Approach 4: Hybrid mdBook-Centric System with Browser Clippers and AI Preprocessing

To stay as close as possible to mdBook without external readers, use browser-based clippers combined with scripts for ingestion. This treats your toolchain as an "editorial funnel" extension of mdBook, potentially forking mdBook for custom preprocessors later.

Steps:

  1. Clipping Tools: Use open-source clippers like MarkDownload (browser extension that saves web pages as Markdown) or adapt Obsidian's web clipper.
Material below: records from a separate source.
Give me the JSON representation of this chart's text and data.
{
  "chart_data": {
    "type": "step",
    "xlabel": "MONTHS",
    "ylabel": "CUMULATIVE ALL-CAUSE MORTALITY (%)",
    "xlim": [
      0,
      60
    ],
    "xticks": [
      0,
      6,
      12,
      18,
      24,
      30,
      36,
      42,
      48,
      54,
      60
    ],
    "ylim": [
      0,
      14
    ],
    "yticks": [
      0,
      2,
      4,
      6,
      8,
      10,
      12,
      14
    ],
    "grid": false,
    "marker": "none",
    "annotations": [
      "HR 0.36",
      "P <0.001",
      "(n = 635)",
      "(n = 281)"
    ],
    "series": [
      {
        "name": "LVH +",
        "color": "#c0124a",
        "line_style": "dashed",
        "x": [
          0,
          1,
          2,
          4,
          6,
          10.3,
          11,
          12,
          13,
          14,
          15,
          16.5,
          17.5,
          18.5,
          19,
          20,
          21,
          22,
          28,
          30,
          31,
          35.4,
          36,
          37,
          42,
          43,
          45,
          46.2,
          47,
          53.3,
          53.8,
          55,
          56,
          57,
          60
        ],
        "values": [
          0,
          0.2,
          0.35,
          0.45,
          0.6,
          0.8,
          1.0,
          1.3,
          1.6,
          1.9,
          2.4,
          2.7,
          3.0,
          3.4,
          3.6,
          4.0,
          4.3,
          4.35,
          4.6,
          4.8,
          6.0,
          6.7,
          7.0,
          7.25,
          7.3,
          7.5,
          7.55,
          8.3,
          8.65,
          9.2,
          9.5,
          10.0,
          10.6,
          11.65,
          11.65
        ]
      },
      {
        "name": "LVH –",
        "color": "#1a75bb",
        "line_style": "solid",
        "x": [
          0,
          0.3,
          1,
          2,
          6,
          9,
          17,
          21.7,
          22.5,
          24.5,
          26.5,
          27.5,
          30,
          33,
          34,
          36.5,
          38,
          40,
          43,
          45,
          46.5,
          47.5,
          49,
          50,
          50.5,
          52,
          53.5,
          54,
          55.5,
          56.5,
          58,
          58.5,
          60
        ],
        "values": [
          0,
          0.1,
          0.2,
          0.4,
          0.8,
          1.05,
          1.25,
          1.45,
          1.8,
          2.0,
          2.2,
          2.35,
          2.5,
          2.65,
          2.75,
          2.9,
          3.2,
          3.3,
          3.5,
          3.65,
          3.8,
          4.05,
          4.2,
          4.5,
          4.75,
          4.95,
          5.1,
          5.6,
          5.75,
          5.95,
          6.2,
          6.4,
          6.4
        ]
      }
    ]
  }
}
Configure to save clips to a local folder synced with GitHub (e.g., via Git).
  2. RSS Integration: Pair with a simple RSS poller script (Python with feedparser) that fetches items, uses requests to get full content, converts to Markdown, and saves to the synced inbox.
  3. GitHub Sync: Use GitHub Desktop or Actions to pull/push the inbox folder in src/1.Projects.
  4. Preprocessing: Develop a Rust-based mdBook preprocessor (as hinted in your curriculum's Phase 4) to scan the inbox, apply AI filters (e.g., via local models), and suggest integrations into SUMMARY.md.
  5. Full Automation: Evolve to use IFTTT for clipping triggers or Zapier for RSS, but route everything through scripts that enforce curation rules.
  6. MCP Tie-In: Design the pipeline to output structured data (e.g., YAML frontmatter in MD files) that serves as context for AI models in your MCP infrastructure.

Pros:

  • Keeps everything within mdBook's ecosystem, per your preference.
  • Flexible for non-RSS sources like emails or abstracts.
  • Directly advances your AI-assisted knowledge engineering goal.

Cons:

  • More fragmented initially (clipper + scripts vs. unified reader).
  • Requires building/forking mdBook extensions for seamless integration.

These approaches start simple (no-code) and scale to complex (custom AI), aligning with your 100-day PKE curriculum's phases—e.g., foundation in Phase 1, deep learning in Phase 2, and synthesis in Phase 4. Begin with Approach 2 for quick wins, then transition to 3 or 1 for longevity.